We’ve seen Kenya playing host to a number of refugees from Somalia. We’ve also seen many from South Sudan, and to some extent the DRC. What does this represent for the economy moving forward knowing that we’ve been seeing a rise in the numbers?
My second question is about falling commodity prices. What will be the potential impact of this knowing that Kenya has recently announced discoveries of commercially viable oil? What will this impact have on the domestic economy?
Final question is about the cash crunch in Kenya right now. The counties have yet to receive money from the central government when it comes to paying the wages for the staff. As IMF demands, Kenya has been trying to ensure that it has a robust policy and that there’s efficient fiscal discipline. What would be your remarks around this? Thank you.
MS. SAYEH: Regarding your first question on the impact of increased refugees on the Kenyan economy, it is certainly, an additional pressure on the economic situation in Kenya.
Of course, Kenya is not the only country that is trying to deal with influx of refugees. We see the same situation in a country like Chad as well, as more refugees from conflict are entering that country.
Of course, additional refugees do have an impact on the fiscal conditions in these countries as there are more spending pressures there to accommodate refugees. Of course, the international community helps often with refugees, but there is more wear and tear on infrastructure and also accommodations that country authorities sometimes have to finance.
Refugees do add to pressures on budgets.
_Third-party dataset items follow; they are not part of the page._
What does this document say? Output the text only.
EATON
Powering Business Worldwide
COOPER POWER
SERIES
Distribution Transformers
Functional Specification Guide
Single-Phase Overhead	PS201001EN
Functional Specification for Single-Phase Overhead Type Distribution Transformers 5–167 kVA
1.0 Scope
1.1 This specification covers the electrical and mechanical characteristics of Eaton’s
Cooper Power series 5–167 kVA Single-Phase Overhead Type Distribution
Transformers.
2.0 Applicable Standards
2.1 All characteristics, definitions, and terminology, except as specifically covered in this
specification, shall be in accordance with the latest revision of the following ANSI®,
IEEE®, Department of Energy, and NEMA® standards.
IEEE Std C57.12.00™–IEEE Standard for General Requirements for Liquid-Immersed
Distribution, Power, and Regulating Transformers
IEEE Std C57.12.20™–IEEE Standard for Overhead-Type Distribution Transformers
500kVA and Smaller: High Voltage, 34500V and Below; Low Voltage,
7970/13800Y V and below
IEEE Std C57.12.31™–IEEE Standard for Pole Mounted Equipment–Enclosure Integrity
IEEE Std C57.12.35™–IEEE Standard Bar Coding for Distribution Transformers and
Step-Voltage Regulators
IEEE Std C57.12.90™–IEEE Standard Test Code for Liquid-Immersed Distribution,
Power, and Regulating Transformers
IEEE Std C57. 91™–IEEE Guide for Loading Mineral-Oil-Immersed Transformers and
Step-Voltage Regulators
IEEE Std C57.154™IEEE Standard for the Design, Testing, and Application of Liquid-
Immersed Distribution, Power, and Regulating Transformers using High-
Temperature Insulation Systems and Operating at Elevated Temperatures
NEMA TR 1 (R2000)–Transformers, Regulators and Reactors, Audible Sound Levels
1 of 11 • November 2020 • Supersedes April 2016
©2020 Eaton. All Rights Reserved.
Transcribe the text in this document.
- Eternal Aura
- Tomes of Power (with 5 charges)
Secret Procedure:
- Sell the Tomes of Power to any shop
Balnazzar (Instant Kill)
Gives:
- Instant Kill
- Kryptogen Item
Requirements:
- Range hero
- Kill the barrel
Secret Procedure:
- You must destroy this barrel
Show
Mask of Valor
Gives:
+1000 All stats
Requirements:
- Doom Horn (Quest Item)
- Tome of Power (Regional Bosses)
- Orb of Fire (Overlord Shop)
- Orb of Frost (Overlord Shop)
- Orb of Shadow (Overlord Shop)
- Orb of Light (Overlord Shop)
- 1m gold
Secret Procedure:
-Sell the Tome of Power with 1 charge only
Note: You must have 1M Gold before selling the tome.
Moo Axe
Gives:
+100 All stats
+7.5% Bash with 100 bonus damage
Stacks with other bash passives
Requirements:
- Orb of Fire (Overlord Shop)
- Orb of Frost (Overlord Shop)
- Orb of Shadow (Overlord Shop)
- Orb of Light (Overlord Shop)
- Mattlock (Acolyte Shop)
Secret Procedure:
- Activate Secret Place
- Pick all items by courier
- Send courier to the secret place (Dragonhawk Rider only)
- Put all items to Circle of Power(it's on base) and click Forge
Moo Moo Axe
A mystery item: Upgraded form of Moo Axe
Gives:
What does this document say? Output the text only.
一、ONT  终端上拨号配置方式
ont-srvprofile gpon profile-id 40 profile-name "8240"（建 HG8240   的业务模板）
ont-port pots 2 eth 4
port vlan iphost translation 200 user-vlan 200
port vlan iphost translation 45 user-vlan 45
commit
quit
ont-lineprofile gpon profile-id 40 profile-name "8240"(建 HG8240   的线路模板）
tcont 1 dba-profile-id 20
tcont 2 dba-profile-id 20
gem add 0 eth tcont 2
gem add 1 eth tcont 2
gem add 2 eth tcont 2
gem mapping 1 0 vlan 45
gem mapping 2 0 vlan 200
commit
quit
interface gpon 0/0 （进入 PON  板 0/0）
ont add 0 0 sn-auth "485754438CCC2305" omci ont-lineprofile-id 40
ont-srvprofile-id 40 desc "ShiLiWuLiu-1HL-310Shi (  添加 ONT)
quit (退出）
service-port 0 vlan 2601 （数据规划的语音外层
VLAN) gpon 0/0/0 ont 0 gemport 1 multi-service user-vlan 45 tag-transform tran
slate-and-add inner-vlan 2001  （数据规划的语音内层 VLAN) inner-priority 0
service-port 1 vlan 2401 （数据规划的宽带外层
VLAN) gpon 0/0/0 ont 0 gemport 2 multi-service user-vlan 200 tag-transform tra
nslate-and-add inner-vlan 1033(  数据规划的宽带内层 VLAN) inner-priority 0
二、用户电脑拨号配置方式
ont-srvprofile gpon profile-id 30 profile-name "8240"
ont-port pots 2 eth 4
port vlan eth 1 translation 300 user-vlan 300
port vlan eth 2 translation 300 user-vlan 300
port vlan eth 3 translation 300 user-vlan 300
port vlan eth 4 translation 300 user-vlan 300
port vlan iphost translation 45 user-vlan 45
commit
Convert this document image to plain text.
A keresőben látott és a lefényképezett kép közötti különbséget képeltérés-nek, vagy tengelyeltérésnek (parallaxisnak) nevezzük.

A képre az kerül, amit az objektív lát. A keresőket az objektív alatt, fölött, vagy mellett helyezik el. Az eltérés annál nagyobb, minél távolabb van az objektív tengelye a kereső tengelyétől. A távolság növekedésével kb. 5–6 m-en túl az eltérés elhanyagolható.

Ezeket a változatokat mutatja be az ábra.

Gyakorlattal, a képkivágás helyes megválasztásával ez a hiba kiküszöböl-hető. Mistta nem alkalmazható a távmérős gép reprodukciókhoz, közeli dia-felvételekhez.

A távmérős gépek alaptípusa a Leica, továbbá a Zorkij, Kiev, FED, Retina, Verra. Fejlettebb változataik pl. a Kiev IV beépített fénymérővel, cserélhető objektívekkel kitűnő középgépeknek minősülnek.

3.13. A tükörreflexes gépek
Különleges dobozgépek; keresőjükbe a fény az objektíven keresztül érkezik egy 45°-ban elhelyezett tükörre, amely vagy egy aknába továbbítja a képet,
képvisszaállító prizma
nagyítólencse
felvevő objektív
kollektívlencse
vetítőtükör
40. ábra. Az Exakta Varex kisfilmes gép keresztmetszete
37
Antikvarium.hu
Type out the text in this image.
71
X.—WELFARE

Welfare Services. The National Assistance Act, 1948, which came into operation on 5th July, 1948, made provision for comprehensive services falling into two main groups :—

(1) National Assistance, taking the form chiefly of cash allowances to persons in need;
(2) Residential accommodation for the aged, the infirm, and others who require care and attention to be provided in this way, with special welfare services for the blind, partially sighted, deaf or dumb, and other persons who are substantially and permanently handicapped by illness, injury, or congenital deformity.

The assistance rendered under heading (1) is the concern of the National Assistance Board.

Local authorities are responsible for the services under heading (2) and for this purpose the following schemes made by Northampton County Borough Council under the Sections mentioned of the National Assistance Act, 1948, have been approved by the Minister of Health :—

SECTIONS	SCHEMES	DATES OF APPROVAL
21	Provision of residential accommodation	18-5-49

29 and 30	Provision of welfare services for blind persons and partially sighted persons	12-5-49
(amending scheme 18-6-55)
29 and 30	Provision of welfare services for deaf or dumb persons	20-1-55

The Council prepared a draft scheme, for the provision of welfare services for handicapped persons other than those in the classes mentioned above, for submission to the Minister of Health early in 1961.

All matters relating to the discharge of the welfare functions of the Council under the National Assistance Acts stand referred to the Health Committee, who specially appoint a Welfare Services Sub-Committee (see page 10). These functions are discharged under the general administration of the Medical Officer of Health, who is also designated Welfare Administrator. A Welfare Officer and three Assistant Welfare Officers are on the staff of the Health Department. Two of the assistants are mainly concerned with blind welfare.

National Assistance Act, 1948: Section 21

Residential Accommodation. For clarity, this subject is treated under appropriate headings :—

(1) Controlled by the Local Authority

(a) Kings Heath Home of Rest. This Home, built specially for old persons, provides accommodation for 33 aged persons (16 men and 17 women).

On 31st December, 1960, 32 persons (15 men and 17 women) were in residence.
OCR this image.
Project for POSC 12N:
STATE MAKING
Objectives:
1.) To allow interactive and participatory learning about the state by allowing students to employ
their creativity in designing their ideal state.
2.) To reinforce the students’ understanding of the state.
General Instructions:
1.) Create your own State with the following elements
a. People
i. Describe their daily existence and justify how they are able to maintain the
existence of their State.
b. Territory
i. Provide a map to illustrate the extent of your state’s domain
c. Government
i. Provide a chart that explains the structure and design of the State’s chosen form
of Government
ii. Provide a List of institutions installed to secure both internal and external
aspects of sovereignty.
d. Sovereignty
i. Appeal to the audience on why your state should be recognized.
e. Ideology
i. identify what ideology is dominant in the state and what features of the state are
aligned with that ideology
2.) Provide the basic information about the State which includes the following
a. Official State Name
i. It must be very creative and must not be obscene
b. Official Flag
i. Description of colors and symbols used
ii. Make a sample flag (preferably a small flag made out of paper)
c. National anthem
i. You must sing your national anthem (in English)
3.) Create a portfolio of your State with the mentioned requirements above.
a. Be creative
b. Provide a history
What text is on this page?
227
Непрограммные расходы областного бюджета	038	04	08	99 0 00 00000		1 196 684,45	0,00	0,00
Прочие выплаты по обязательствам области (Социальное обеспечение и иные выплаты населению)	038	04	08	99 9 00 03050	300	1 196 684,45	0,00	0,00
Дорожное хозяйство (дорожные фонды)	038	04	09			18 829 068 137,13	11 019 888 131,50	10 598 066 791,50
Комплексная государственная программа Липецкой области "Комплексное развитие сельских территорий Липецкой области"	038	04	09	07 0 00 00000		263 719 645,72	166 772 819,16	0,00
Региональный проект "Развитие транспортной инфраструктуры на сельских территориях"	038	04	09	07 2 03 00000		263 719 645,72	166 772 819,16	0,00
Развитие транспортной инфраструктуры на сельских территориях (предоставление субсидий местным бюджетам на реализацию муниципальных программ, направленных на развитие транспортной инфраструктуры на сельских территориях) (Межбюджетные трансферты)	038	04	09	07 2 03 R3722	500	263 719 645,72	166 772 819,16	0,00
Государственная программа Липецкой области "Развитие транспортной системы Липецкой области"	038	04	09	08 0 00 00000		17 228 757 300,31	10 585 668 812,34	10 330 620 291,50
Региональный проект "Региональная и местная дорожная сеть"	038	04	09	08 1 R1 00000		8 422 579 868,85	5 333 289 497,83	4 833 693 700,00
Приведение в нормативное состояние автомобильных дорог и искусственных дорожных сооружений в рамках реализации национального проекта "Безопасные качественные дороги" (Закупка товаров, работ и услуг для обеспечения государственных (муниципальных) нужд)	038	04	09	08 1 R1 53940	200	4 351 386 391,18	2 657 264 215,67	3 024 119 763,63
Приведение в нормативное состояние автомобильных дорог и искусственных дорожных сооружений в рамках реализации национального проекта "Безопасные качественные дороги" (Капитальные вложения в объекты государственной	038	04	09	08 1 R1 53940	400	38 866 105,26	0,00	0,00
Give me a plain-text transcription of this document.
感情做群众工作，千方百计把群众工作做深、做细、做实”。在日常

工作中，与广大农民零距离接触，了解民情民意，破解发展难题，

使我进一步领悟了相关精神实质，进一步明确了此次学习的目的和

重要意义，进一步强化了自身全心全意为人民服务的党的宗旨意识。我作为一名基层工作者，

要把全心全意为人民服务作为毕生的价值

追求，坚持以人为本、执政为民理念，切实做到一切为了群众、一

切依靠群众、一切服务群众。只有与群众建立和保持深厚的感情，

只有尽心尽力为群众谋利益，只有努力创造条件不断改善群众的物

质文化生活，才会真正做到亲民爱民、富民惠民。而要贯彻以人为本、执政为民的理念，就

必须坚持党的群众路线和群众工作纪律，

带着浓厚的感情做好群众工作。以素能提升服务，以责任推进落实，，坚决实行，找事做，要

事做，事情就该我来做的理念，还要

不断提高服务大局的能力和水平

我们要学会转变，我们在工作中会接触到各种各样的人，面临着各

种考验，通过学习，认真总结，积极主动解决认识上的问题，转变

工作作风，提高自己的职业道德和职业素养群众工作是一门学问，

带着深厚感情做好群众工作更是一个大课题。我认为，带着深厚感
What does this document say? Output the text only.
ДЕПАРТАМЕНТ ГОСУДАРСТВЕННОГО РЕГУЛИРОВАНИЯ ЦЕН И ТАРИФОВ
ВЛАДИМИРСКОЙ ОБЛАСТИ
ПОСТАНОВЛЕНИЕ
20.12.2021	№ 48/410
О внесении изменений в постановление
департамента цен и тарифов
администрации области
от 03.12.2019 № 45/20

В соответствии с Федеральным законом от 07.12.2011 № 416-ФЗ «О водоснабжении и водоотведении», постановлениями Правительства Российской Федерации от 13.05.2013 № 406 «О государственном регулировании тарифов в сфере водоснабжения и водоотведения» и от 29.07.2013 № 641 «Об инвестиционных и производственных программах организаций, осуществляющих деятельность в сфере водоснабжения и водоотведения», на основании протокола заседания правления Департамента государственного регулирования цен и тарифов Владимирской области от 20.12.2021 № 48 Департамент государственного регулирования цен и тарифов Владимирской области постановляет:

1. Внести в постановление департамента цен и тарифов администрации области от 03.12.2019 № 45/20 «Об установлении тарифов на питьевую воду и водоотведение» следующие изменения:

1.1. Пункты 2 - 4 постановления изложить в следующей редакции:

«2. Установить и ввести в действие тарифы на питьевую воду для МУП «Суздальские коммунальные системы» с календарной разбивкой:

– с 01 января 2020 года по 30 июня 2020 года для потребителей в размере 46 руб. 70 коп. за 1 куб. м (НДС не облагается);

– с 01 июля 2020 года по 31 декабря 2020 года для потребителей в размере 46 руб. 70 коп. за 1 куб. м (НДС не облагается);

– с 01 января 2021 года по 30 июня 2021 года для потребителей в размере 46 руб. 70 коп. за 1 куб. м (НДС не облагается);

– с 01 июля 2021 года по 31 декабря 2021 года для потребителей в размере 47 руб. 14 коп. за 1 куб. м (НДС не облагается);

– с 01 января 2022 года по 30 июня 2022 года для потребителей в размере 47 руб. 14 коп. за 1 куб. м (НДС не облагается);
We’ve not done, I should say, any major new work on looking at the impact of refugees on Kenya, but that’s certainly an issue that needs to be watched and looked at in the months ahead.
On falling commodity prices, of course, Kenya currently is a beneficiary of falling petroleum and oil prices as it’s currently still a net importer of oil. But as you say, there have been discussions about investments in a new oil potential in Kenya.
Your question is whether the falling oil prices will adversely affect those plans. I think investors in things like oil have often a long term vision on the prices they’re looking at to determine whether making those investments make sense or not.
When we look across the region as a whole there’s certainly a couple of places, not on the oil front, but maybe in iron ore in a place like Sierra Leone where we’ve seen some stepping back of some investors already in response to declining commodity prices. We’ve not seen that across the board overall so far.
I think investors are still trying to look at a long term perspective about whether it still makes sense to have those investments. We’ve not seen a pullback overall. I’ve not heard that investors in Kenya or possible investors are having second thoughts yet. But, again, that’s also an issue to keep watching.
You talked about a cash crunch at the county level and the fact that counties are having difficulty receiving the revenues from this federal government level. That may be some of the hiccups in the very still new process of decentralization in Kenya. Our sense is that the Kenyan authorities so far have been doing a reasonably good job on the fiscal and macro front.
That’s reflected in the review of our precautionary instrument that we currently have for Kenya that we deem to be on track. We think Kenya has done a reasonable good job managing the pressures that it’s also facing.
It is a work in progress with devolution and decentralization there, and maybe there will be at times delays in resource flows that need to be looked at and issues on the public financial management architecture that needs to be strengthened to be sure that resource flows are smoother than you’re saying they are currently.